Conference Program: In many advanced industrial democracies,
the distinction between the Left and the Right has become increasingly
blurrier, and on some issues the extremes on each side of the political
spectrum have now more in common with each other than they do with the
center. Public controversy has slowly shifted away from the traditional
debate between capitalism and socialism as blueprints for economic and
social progress, and the traditional cleavages that had structured
domestic politics in the 20th century are giving way to, or at least are
supplemented by, new divisions and alignments, mostly driven by questions
of sovereignty and identity. This increased blurriness of partisan
politics can be interpreted as resulting from structural change, such as
demographic transformations, the rise of the middle class, and an
increasing disillusionment with catch-all political parties. It can also
be interpreted as the product of globalization, a phenomenon whose
political implications have often been overlooked, but which has already
impacted profoundly the configuration of domestic politics in many parts
of the world. The Globalization and Domestic Politics Seminar examines how
globalization alters some of the basic features of a country’s politics,
including the relationship between state and individual, the expression of
cultural identity, and the practice of democracy.

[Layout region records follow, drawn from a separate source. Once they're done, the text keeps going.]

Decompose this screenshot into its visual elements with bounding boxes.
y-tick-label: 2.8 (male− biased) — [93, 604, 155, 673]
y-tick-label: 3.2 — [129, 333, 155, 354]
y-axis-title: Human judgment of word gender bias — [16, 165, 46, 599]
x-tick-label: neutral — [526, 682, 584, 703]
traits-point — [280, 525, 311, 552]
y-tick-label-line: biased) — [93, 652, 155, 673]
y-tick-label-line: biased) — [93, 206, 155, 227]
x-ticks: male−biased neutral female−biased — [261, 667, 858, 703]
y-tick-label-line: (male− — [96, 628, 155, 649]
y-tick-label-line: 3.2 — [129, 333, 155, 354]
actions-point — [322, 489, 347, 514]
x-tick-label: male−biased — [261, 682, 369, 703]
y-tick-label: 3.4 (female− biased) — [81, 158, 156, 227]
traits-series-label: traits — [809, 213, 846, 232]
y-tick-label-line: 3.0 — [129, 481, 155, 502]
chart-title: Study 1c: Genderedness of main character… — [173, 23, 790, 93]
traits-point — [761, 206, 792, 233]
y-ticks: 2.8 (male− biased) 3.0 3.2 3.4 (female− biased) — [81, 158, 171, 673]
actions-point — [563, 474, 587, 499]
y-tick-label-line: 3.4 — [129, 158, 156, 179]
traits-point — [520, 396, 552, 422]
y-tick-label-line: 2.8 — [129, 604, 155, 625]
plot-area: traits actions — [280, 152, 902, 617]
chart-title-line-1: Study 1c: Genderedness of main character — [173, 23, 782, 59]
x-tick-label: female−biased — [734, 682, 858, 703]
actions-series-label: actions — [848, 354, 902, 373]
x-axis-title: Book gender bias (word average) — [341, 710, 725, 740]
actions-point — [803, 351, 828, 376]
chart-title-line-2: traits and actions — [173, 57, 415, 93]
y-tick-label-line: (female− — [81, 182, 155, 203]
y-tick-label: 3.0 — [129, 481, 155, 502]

PIIRS is issuing a Call for
Proposals: for Scholarly Project in
International and Regional Studies. We seek proposals for innovative,
interdisciplinary and multiyear projects dealing with global issues or
intensive explorations of comparative or regional issues. We envision
PIIRS as providing substantial support for long term projects of potential
significance both to the research and teaching missions of the University
and to the scholarly and policy worlds at large. Since this is the first
year in which we will sponsor such projects, we are very open to a variety
of methods and proposal.
International Networks Archive: Founded and directed by PIIRS
Director Miguel A. Centeno, the International Networks Archive is a global
coalition of scholars dedicated to studying the effects of Globalization
on the world. INA is collecting vast amounts of data on many different
topics, in the hopes of producing an "Historical Atlas of
Globalization" that will span 2000 years. Another one of INA's main
goals is to develop a non-geographic system of mapping our world,
believing that such a system, based on things like telephone traffic and
student migration, might be more meaningful than geographic distance in
considering the state of the world today.